Nadine Shah is pleased to announce her new album Fast Food, created with trusted collaborator and producer Ben Hillier, out on 6 April via Apollo / R&S Records.

Born from a fervent two-month writing session, Fast Food exists on a knife-edge – every bit as dramatic as we’ve come to expect from Nadine but with a sharpened eye for all things hook laden; retaining a brooding grandeur in its movements. Recorded live at Ben’s studio The Pool in South London, the album features contributions from guitarist Nick Webb and bassist Pete Jobson (of I Am Kloot fame).

Building on the bruised honesty and charm of its predecessor, Fast Food rings with the confidence of an artist completing their most coherent musical chapter to date. “The last album took so long to make that by the time it came out it didn’t feel like it was a very clear representation of where I was musically, but this time it’s different,” Nadine explains. Fast Food is a more concentrated effort: it is the sound of Nadine Shah as she is now - stepping out from behind the piano and growing with immeasurable confidence.

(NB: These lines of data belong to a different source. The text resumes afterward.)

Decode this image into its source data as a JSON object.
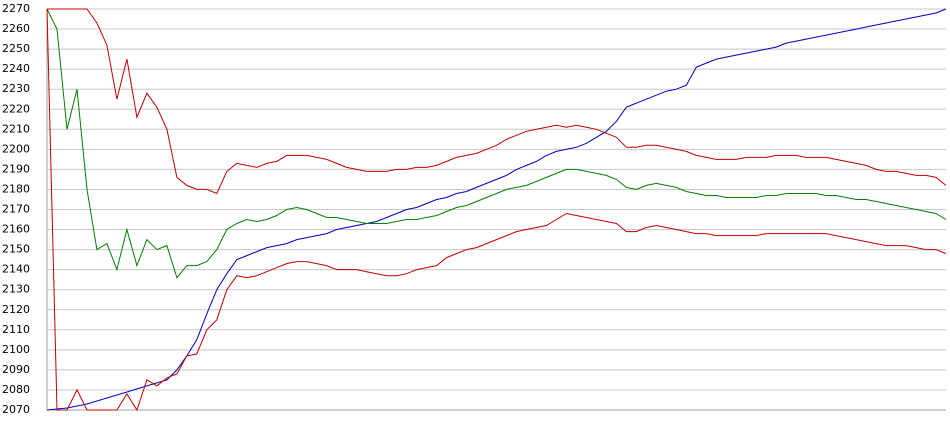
{
  "chart_data": {
    "type": "line",
    "ylim": [
      2070,
      2270
    ],
    "yticks": [
      2070,
      2080,
      2090,
      2100,
      2110,
      2120,
      2130,
      2140,
      2150,
      2160,
      2170,
      2180,
      2190,
      2200,
      2210,
      2220,
      2230,
      2240,
      2250,
      2260,
      2270
    ],
    "grid": true,
    "series": [
      {
        "color": "#0000c0",
        "values": [
          2070,
          2070.5,
          2071,
          2072,
          2073,
          2074.5,
          2076,
          2077.5,
          2079,
          2080.5,
          2082,
          2083.5,
          2085,
          2090,
          2097,
          2105,
          2118,
          2130,
          2138,
          2145,
          2147,
          2149,
          2151,
          2152,
          2153,
          2155,
          2156,
          2157,
          2158,
          2160,
          2161,
          2162,
          2163,
          2164,
          2166,
          2168,
          2170,
          2171,
          2173,
          2175,
          2176,
          2178,
          2179,
          2181,
          2183,
          2185,
          2187,
          2190,
          2192,
          2194,
          2197,
          2199,
          2200,
          2201,
          2203,
          2206,
          2209,
          2214,
          2221,
          2223,
          2225,
          2227,
          2229,
          2230,
          2232,
          2241,
          2243,
          2245,
          2246,
          2247,
          2248,
          2249,
          2250,
          2251,
          2253,
          2254,
          2255,
          2256,
          2257,
          2258,
          2259,
          2260,
          2261,
          2262,
          2263,
          2264,
          2265,
          2266,
          2267,
          2268,
          2270
        ]
      },
      {
        "color": "#c00000",
        "values": [
          2270,
          2270,
          2270,
          2270,
          2270,
          2263,
          2252,
          2225,
          2245,
          2216,
          2228,
          2221,
          2210,
          2186,
          2182,
          2180,
          2180,
          2178,
          2189,
          2193,
          2192,
          2191,
          2193,
          2194,
          2197,
          2197,
          2197,
          2196,
          2195,
          2193,
          2191,
          2190,
          2189,
          2189,
          2189,
          2190,
          2190,
          2191,
          2191,
          2192,
          2194,
          2196,
          2197,
          2198,
          2200,
          2202,
          2205,
          2207,
          2209,
          2210,
          2211,
          2212,
          2211,
          2212,
          2211,
          2210,
          2208,
          2206,
          2201,
          2201,
          2202,
          2202,
          2201,
          2200,
          2199,
          2197,
          2196,
          2195,
          2195,
          2195,
          2196,
          2196,
          2196,
          2197,
          2197,
          2197,
          2196,
          2196,
          2196,
          2195,
          2194,
          2193,
          2192,
          2190,
          2189,
          2189,
          2188,
          2187,
          2187,
          2186,
          2182
        ]
      },
      {
        "color": "#008000",
        "values": [
          2270,
          2260,
          2210,
          2230,
          2180,
          2150,
          2153,
          2140,
          2160,
          2142,
          2155,
          2150,
          2152,
          2136,
          2142,
          2142,
          2144,
          2150,
          2160,
          2163,
          2165,
          2164,
          2165,
          2167,
          2170,
          2171,
          2170,
          2168,
          2166,
          2166,
          2165,
          2164,
          2163,
          2163,
          2163,
          2164,
          2165,
          2165,
          2166,
          2167,
          2169,
          2171,
          2172,
          2174,
          2176,
          2178,
          2180,
          2181,
          2182,
          2184,
          2186,
          2188,
          2190,
          2190,
          2189,
          2188,
          2187,
          2185,
          2181,
          2180,
          2182,
          2183,
          2182,
          2181,
          2179,
          2178,
          2177,
          2177,
          2176,
          2176,
          2176,
          2176,
          2177,
          2177,
          2178,
          2178,
          2178,
          2178,
          2177,
          2177,
          2176,
          2175,
          2175,
          2174,
          2173,
          2172,
          2171,
          2170,
          2169,
          2168,
          2165
        ]
      },
      {
        "color": "#c00000",
        "values": [
          2270,
          2070,
          2070,
          2080,
          2070,
          2070,
          2070,
          2070,
          2078,
          2070,
          2085,
          2082,
          2086,
          2088,
          2097,
          2098,
          2110,
          2115,
          2130,
          2137,
          2136,
          2137,
          2139,
          2141,
          2143,
          2144,
          2144,
          2143,
          2142,
          2140,
          2140,
          2140,
          2139,
          2138,
          2137,
          2137,
          2138,
          2140,
          2141,
          2142,
          2146,
          2148,
          2150,
          2151,
          2153,
          2155,
          2157,
          2159,
          2160,
          2161,
          2162,
          2165,
          2168,
          2167,
          2166,
          2165,
          2164,
          2163,
          2159,
          2159,
          2161,
          2162,
          2161,
          2160,
          2159,
          2158,
          2158,
          2157,
          2157,
          2157,
          2157,
          2157,
          2158,
          2158,
          2158,
          2158,
          2158,
          2158,
          2158,
          2157,
          2156,
          2155,
          2154,
          2153,
          2152,
          2152,
          2152,
          2151,
          2150,
          2150,
          2148
        ]
      }
    ]
  }
}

Fast Food is a reflection upon a world obsessed with instant gratification and a life full of complicated relationships, Nadine admits. “My favourite love stories are the unconventional ones. The ones that aren’t like rom-coms because those aren’t the real stories, that’s not how it actually happens. For years I had this romanticised ideal of what love would be. I thought it would be perfect and that I would always be someone’s first love but as you get older, people have been in love before. That’s a large part of what Fast Food is about, the sudden realisation that you're never going to be anybody's first love ever again."